Building bridges politics could cripple economy, warn analysts

Friday, January 24th, 2020 00:00 |

Zachary Ochuodho @zachuodho

Kenya’s dwindling economic fortunes could be worsened if politics overshadow efforts to enhance development.

In a country whose economy dips after every election cycle, the 2017 election, which was overruled and later held in 2018, saw the economy suffer only to improve after the Handshake.

But the onslaught of the Building Bridges Initiative (BBI) sensitation has seen the business community raise concerns that the political grandstanding could affect sensitive sectors of the economy.

Since independence, Kenya’s economic growth always shrinks with political turbulence having a negative impact on the economy.

Since the last General-Election, the country has not had time to heal and the new energy towards the BBI is taking the country down a path akin to electioneering.

Investor confidence

Kenya Association of Manufacturers chief executive Phyllis Wakiaga says the ongoing political rhetoric witnessed around the BBI has been fueled by succession politics—which apparently fall within the most productive period (second and third year) of the economy within the five-year political governance cycle.

“The first one and a half years after elections experience slow economic growth and set the stage for a short-term take-off of another two years where the economy experiences faster growth, investors’ confidence is higher with a huge economic ripple effect,” she says.

Thereafter, the last one and a half years is marked by heightened political activities in preparation for the next elections.

However, this cycle has been disrupted by a highly charged post-election period in 2018 after which the BBI was introduced.

She says the referendum will not only affect investors’ confidence, but affect any efforts being made for economic recovery from a high fiscal deficit of about Sh700 billion, high debt repayment at around Sh850 billion per year, untamed recurrent expenditure which is exerting a lot of pressure on government expenditure and low liquidity in the market due to monetary pressures arising from government’s crowding out on private sectors’ lending sources.

Political uncertainty

But analysts explain that though electioneering affects the economic growth of countries, it is not the only factor and that not every election or referendum leads to slow down of economy.

“Overall, out of 13 general elections Kenya has had since independence, seven recorded lower GDP growth rate.

From the above analysis, it is observed that there are more election years recording lower GDP growth rates in the period during multipartyism than in the previous period (1963-1990),” shows a Kenya Institute for Public Policy Research and Analysis study.

Genghis chief executive Geoffrey Gangla concurs with the hypothesis saying that general elections often have a direct impact on economic growth.

Gangla says often, electioneering in the country tends to affect the economy.
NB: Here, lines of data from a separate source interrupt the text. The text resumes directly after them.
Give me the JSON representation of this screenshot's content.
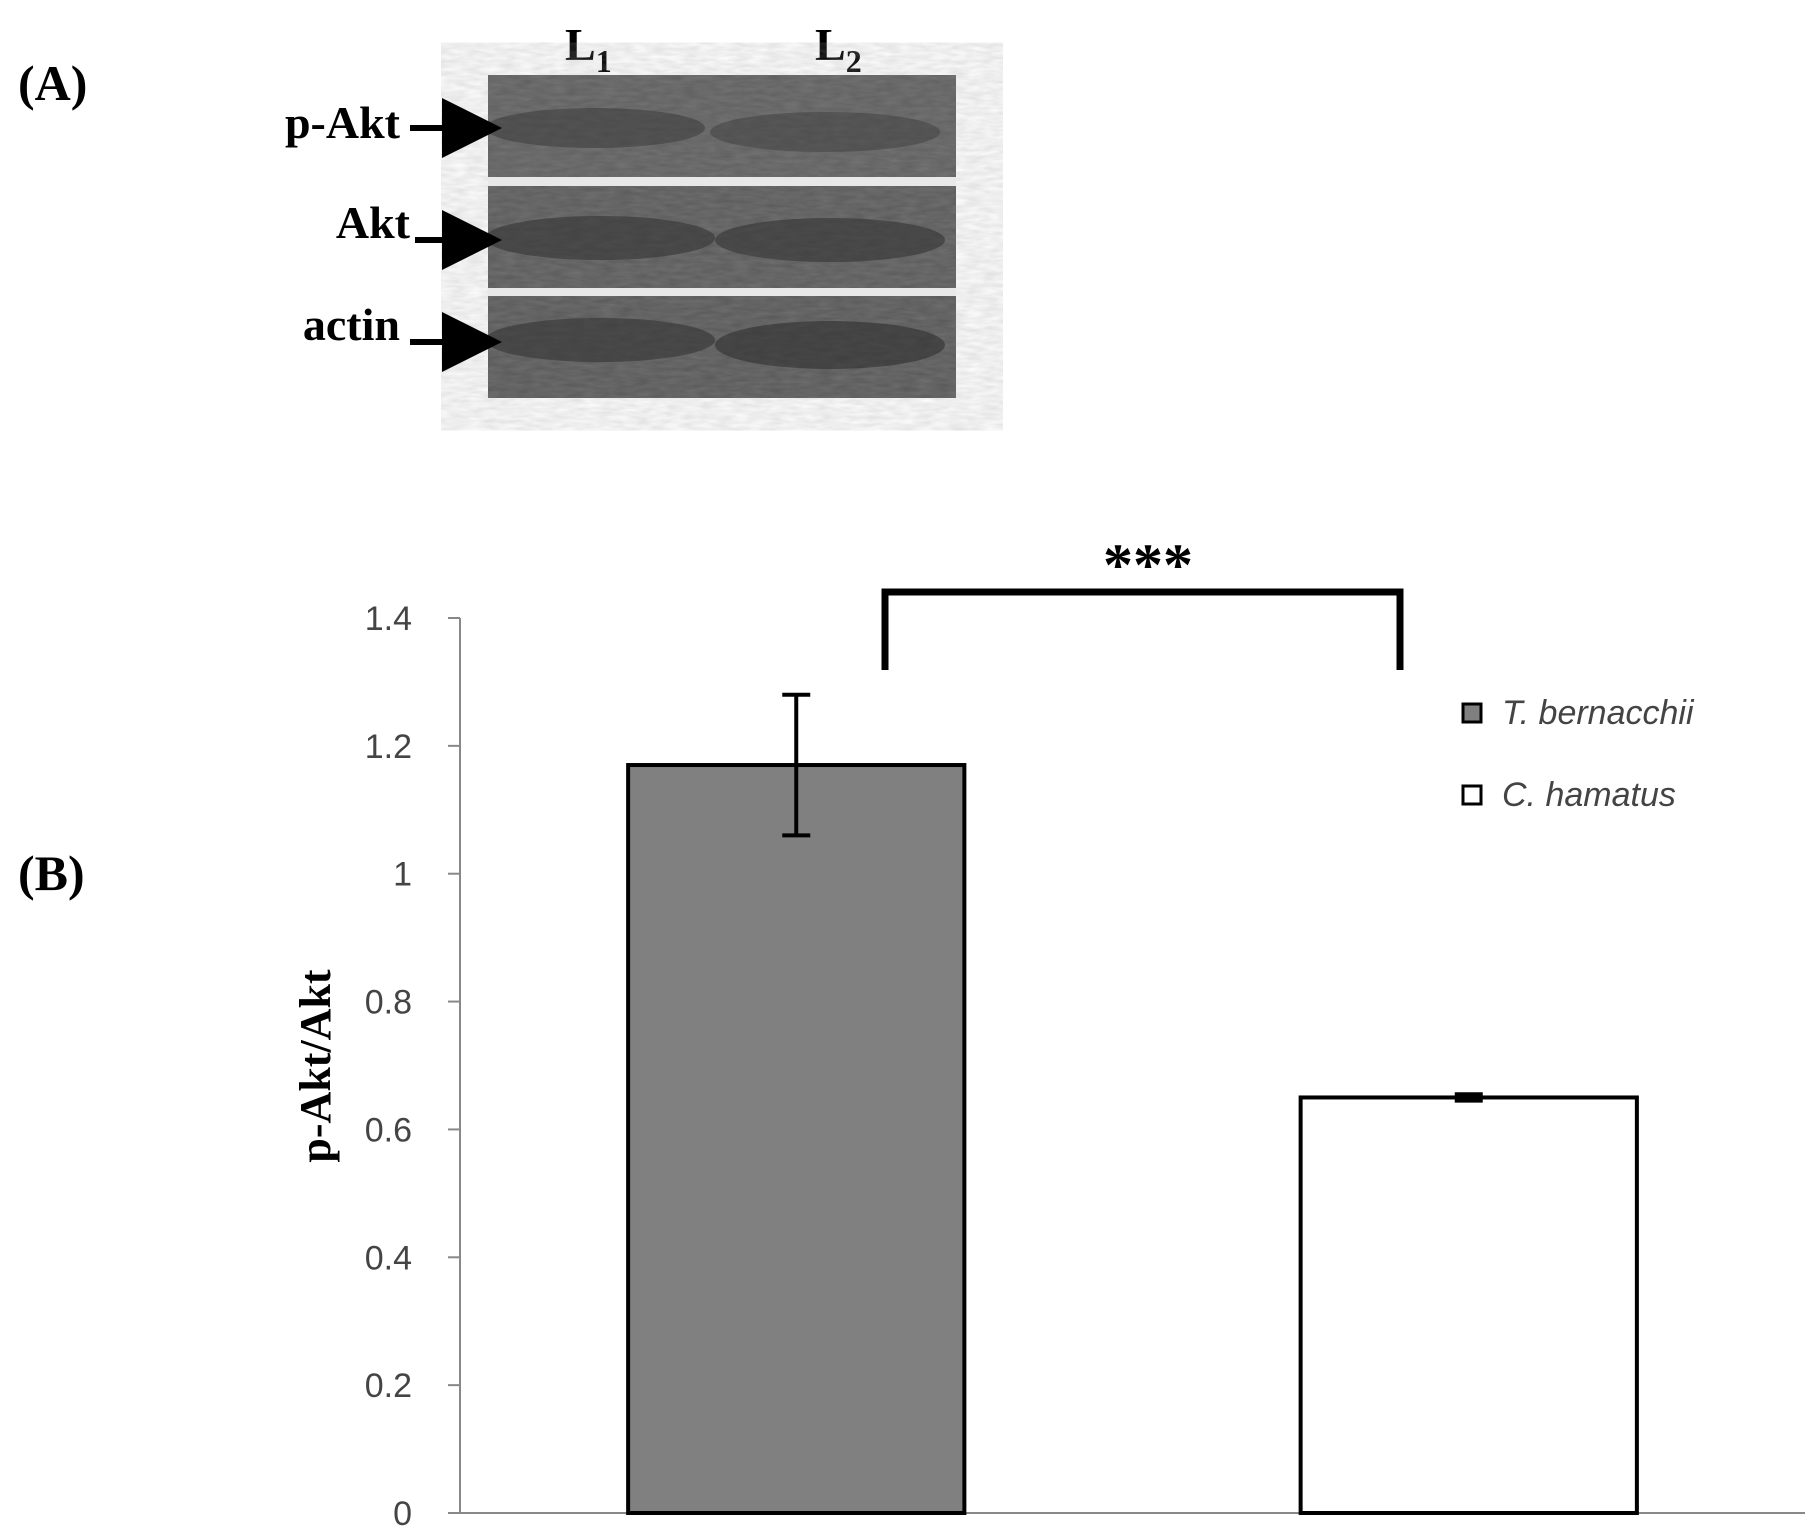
{
  "panel_a": {
    "label": "(A)",
    "lanes": [
      {
        "letter": "L",
        "sub": "1"
      },
      {
        "letter": "L",
        "sub": "2"
      }
    ],
    "bands": [
      "p-Akt",
      "Akt",
      "actin"
    ]
  },
  "panel_b": {
    "label": "(B)",
    "significance": "***"
  },
  "chart_data": {
    "type": "bar",
    "title": "",
    "xlabel": "",
    "ylabel": "p-Akt/Akt",
    "ylim": [
      0,
      1.4
    ],
    "yticks": [
      "0",
      "0.2",
      "0.4",
      "0.6",
      "0.8",
      "1",
      "1.2",
      "1.4"
    ],
    "grid": false,
    "legend_position": "right",
    "series": [
      {
        "name": "T. bernacchii",
        "value": 1.17,
        "error": 0.11,
        "color": "#808080"
      },
      {
        "name": "C. hamatus",
        "value": 0.65,
        "error": 0.005,
        "color": "#ffffff"
      }
    ]
  }
}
“During electioneering, the economy suffers as many projects are delayed mainly due to political uncertainty.

Political rhetoric, tensions and lack of clarity over the incoming government’s economic policies contribute to the decline in growth,” he says.

He says following the past ugly incidences of elections, the rhetoric around the Building Bridges Initiatives (BBI) which has now characterised the Kieleweke andTanga Tanga groups could also follow the same suit thereby disrupting the economy.

Gangla said political sentiment, especially with the likely possibility of a referendum later in the year, which is being pushed by certain political quarters, could serve to suppress the investment environment.

Sterling Capital director John Kirimi says the proclaimed purpose of the BBI is beyond reproach adding that if it is implemented the “winner takes all”—which causes turbulence after every election—will be over thereby creating stability beyond the five-year election cycle.

“Absence of political wrangling after elections would leave the politicians both in government and opposition with energy and time to make more sober policies and to implement them for the good of the country,” he says.

Kirimi says the BBI is not an economic blueprint, but a political one and that its implementation will indirectly impact the economy positively by designing good policies and implementing them.

Failed policies

However, he cautions that unless politicians change their mindset and put Kenya first, the BBI will just be like the Session Paper of 1965, former president Mwai Kibaki’s Vision 2030 and now President Uhuru Kenyatta’s Big Four agenda.

Lee Karuri, the chairman of Kenya Private Sector Alliance Foundation, says although it is true the clamour for the referendum will affect economic growth, if it succeeds, it will put to an end to what causes decline after every five years of election cycles.

“The success of the BBI will cushion business entities from what usually affect their businesses every five years,” he says.